The Blue-Cloud technical framework: Data Discovery and Access Service and Virtual Labs to enhance collaborative Open Science in marine research.
Sept 21, 12.30 CEST
Sept 22, 18.00 CEST
Libraries, research administrators, Open Science Infrastructure providers, funders
Collaborative platforms for all research artifacts, Interoperability across domains and services, Local and global collaborations: people and networks, Research analytics and visualizations, Text and data mining for/from research, Thematic Clouds
Data discovery and access, Datasets, Virtual Research Environment, EOSC, Ocean
Blue-Cloud is the thematic EOSC for the marine domain, delivering a collaborative virtual environment to enhance FAIR and Open Science, underpinned by simplified access to an unprecedented wealth of marine data resources and interoperable added-value services and products.
Blue-Cloud federates leading European marine data infrastructures and e-infrastructures, allowing researchers to combine, reuse, and share quality data across disciplines and countries.
The federation takes place at the levels of data resources, computing resources and analytical service resources. A Blue-Cloud Data Discovery and Access Service (DDAS) is developed to facilitate sharing with users of multidisciplinary datasets. A Blue Cloud-Virtual Research Environment (VRE) was established to enable the sharing of computing and analytical services for specific applications.

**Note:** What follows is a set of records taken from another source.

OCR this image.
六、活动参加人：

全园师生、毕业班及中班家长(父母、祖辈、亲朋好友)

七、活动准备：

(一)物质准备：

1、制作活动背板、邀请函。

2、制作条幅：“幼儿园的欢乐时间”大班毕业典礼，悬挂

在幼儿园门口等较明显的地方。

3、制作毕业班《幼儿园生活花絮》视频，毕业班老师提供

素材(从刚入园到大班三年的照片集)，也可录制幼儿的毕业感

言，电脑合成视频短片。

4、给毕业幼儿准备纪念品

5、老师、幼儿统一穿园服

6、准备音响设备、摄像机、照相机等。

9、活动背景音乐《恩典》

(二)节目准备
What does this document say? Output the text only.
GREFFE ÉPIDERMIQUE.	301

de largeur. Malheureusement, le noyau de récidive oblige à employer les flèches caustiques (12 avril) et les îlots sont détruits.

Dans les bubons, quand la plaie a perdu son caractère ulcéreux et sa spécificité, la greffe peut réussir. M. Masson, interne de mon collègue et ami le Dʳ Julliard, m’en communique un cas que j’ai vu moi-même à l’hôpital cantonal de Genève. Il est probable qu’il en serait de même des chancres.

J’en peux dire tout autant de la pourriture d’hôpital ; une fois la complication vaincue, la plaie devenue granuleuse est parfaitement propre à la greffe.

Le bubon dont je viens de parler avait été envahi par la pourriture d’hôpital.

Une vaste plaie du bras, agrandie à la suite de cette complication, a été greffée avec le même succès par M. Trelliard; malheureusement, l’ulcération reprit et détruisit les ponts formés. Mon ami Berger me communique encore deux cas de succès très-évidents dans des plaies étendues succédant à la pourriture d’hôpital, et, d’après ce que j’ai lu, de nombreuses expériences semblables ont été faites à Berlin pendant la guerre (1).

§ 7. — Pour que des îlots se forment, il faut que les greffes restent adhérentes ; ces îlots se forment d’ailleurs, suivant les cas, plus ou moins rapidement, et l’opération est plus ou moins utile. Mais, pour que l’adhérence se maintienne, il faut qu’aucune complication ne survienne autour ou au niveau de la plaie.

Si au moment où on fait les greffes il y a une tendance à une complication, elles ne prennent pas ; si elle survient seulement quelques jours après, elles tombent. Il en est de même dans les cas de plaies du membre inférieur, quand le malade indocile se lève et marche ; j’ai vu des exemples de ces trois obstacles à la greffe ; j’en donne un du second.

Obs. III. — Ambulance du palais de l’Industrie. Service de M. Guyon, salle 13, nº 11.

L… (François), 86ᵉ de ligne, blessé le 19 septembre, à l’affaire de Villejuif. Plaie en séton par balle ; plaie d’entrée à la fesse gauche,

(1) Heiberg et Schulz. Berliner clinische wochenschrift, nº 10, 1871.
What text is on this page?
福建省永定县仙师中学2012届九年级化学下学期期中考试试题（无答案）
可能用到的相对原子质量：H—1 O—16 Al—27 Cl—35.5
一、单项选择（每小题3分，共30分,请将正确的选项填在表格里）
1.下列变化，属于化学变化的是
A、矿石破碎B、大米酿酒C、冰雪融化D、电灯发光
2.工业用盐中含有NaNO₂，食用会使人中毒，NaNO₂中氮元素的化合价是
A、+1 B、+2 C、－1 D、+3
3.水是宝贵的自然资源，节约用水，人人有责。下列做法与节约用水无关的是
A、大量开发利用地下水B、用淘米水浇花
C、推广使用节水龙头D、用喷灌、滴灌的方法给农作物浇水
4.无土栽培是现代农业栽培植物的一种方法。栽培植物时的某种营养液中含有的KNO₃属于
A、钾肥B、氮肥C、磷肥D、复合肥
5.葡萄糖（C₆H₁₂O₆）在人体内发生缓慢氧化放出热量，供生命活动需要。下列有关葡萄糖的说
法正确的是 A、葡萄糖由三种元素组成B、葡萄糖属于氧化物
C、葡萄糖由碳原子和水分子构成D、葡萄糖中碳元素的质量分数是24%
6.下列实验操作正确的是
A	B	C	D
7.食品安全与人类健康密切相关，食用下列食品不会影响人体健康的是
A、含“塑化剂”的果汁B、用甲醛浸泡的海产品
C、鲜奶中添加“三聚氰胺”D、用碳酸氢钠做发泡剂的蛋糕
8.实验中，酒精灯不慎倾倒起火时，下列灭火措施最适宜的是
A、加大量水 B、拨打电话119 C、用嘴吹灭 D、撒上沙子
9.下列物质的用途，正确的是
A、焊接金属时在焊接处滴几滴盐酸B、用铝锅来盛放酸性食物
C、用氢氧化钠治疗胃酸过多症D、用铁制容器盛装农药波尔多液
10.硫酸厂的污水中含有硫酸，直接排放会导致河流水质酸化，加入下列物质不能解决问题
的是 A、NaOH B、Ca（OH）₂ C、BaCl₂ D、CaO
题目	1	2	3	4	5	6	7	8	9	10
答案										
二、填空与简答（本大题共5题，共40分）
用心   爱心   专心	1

The DDAS architecture is based upon a combination of the GeoDab metadata broker service of CNR-IIA, and the SeaDataNet CDI service modules as developed by MARIS, IFREMER, and EUDAT. The overall concept is that the DDAS harvests metadata from the data infrastructures federated in Blue-Cloud by means of protocols such as CSW or OAI-PMH, providing discovery and access to users through a user-friendly interface.
The VRE is developed by the Italian National Research Council (CNR), built on the D4Science infrastructure and the gCube open source technology. Services include Data Analytics (Data Miner, Software and Algorithms Importer (SAI), RStudio, JupyterHub), Spatial Data Infrastructure to store, discover, access, and manage vectorial and raster georeferenced datasets, and services and components enabling users to document and then either share with selected colleagues or make available online any generated product (e.g. analytical methods, workflows, processes, notebooks). Being enriched with automatically generated provenance metadata, those products enable reusability, repeatability and reproducibility and promote Open Science.
In this demo, we will explain how to access and use these services, which are open for testing to researchers from all domains of ocean science.